Despite the renegotiation of the treaty, however, Mauritius today remains a solid and competitive platform for investing into India. The treaty with India is still in force and some terms, such as those relating to dividend income and interest income, are still advantageous. The Mauritius route is therefore far from being obsolete.
Abolition of DDT and introduction of withholding tax on dividend income
Another change brought by the Indian Government was the abolition of the Dividend Distribution Tax (DDT) on 1 April 2020. The Indian Government restored the classical system of taxing dividend; that is, the dividend income is subject to withholding tax (WHT) in the hands of investors.
Under the DDT regime, the obligation to pay the DDT liability was previously on Indian companies declaring dividends. Accordingly, a Mauritius company holding shares in an Indian entity would receive the dividend as declared by the Indian company.
Following adoption of the new regime, dividend income is now subject to WHT at 20% (plus applicable surcharge and cess) per the Indian domestic law. However, where India has signed a tax treaty with another country, the provisions of the tax treaty shall apply to the extent they are more beneficial.
Under the Mauritius-India DTAA, the WHT rate on dividend, provided the recipient is the beneficial owner of the dividend, is as follows:
- 5% if the shareholder holds directly at least 10% of the capital of the Indian company paying dividend
- 15% in any other case
Challenges by the Indian tax authorities
India’s Income Tax Department issued its Circular No. 789 on 13 April 2000 stating that a Certificate of Residence is sufficient to substantiate residential status and beneficial ownership for capital gains and dividend. The validity of the said Circular has been upheld by the Supreme Court of India, followed by certain other Courts.

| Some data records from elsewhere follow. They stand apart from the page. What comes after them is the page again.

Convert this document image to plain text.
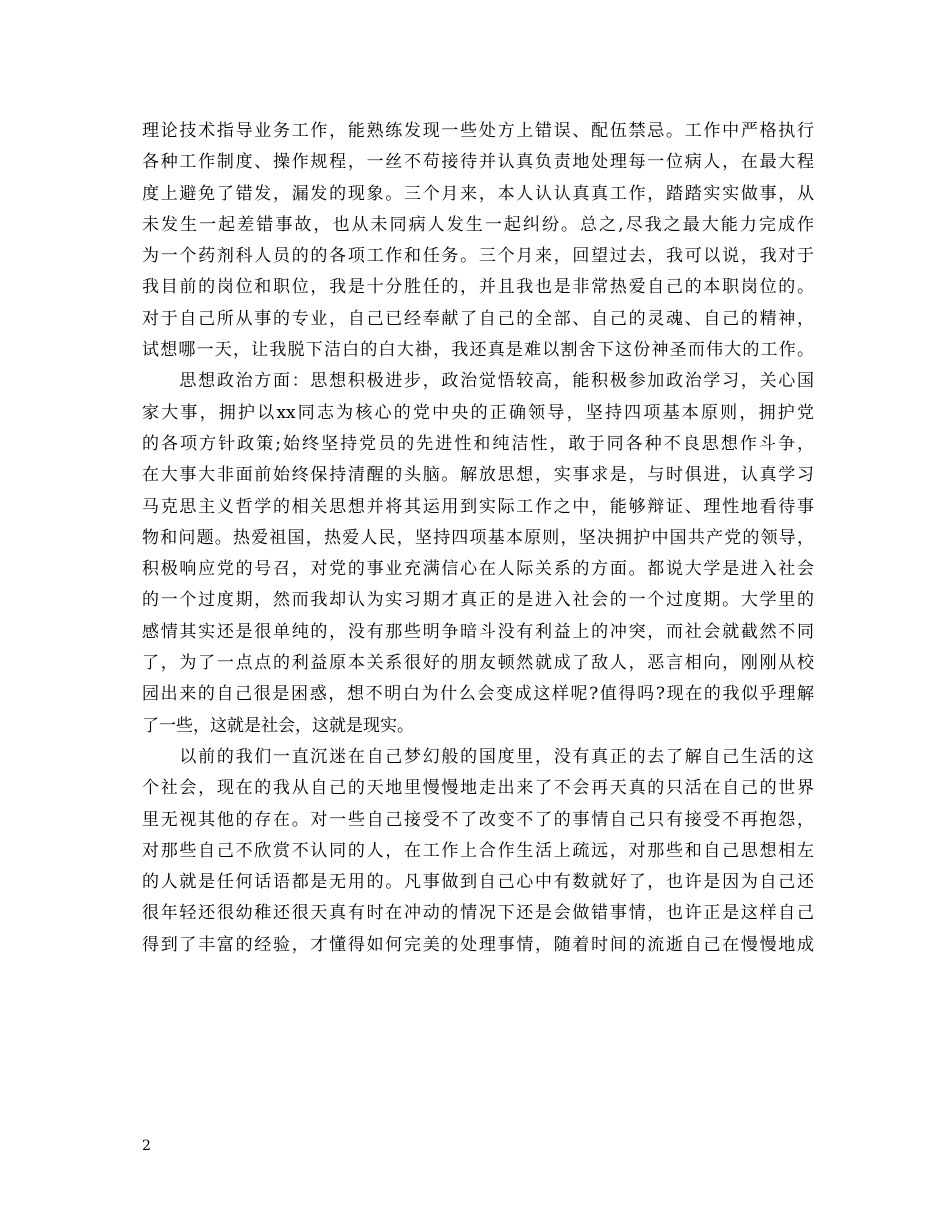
理论技术指导业务工作，能熟练发现一些处方上错误、配伍禁忌。工作中严格执行
各种工作制度、操作规程，一丝不苟接待并认真负责地处理每一位病人，在最大程
度上避免了错发，漏发的现象。三个月来，本人认认真真工作，踏踏实实做事，从
未发生一起差错事故，也从未同病人发生一起纠纷。总之,尽我之最大能力完成作
为一个药剂科人员的的各项工作和任务。三个月来，回望过去，我可以说，我对于
我目前的岗位和职位，我是十分胜任的，并且我也是非常热爱自己的本职岗位的。
对于自己所从事的专业，自己已经奉献了自己的全部、自己的灵魂、自己的精神，
试想哪一天，让我脱下洁白的白大褂，我还真是难以割舍下这份神圣而伟大的工作。
　　思想政治方面：思想积极进步，政治觉悟较高，能积极参加政治学习，关心国
家大事，拥护以xx同志为核心的党中央的正确领导，坚持四项基本原则，拥护党
的各项方针政策;始终坚持党员的先进性和纯洁性，敢于同各种不良思想作斗争，
在大事大非面前始终保持清醒的头脑。解放思想，实事求是，与时俱进，认真学习
马克思主义哲学的相关思想并将其运用到实际工作之中，能够辩证、理性地看待事
物和问题。热爱祖国，热爱人民，坚持四项基本原则，坚决拥护中国共产党的领导，
积极响应党的号召，对党的事业充满信心在人际关系的方面。都说大学是进入社会
的一个过度期，然而我却认为实习期才真正的是进入社会的一个过度期。大学里的
感情其实还是很单纯的，没有那些明争暗斗没有利益上的冲突，而社会就截然不同
了，为了一点点的利益原本关系很好的朋友顿然就成了敌人，恶言相向，刚刚从校
园出来的自己很是困惑，想不明白为什么会变成这样呢?值得吗?现在的我似乎理解
了一些，这就是社会，这就是现实。
　　以前的我们一直沉迷在自己梦幻般的国度里，没有真正的去了解自己生活的这
个社会，现在的我从自己的天地里慢慢地走出来了不会再天真的只活在自己的世界
里无视其他的存在。对一些自己接受不了改变不了的事情自己只有接受不再抱怨，
对那些自己不欣赏不认同的人，在工作上合作生活上疏远，对那些和自己思想相左
的人就是任何话语都是无用的。凡事做到自己心中有数就好了，也许是因为自己还
很年轻还很幼稚还很天真有时在冲动的情况下还是会做错事情，也许正是这样自己
得到了丰富的经验，才懂得如何完美的处理事情，随着时间的流逝自己在慢慢地成
2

Despite the above, the Indian tax authorities have consistently been raising questions on beneficial ownership and denying the treaty benefit on capital gains and dividend income in cases of Mauritian investments.
Beneficial ownership and commercial substance
The Indian tax authorities are predominantly examining beneficial ownership and substance prior to granting treaty benefits. Entities failing to substantiate the beneficial ownership test or unable to demonstrate commercial substance requirements are denied treaty benefits.
We understand that an entity in India is considered to satisfy commercial substance requirements if it has employees, holds office premises, conducts transactions and is being effectively managed locally. Further, the entity should be able to provide valid documents showing that it is the beneficial owner of the dividend income and is not only acting as a passthrough vehicle.
Evidently, evaluation of beneficial ownership conditions for Mauritian investments claiming treaty benefit is critical. The analysis in this regard would include detailed evaluation of facts and application of the principles laid out by the Judiciary.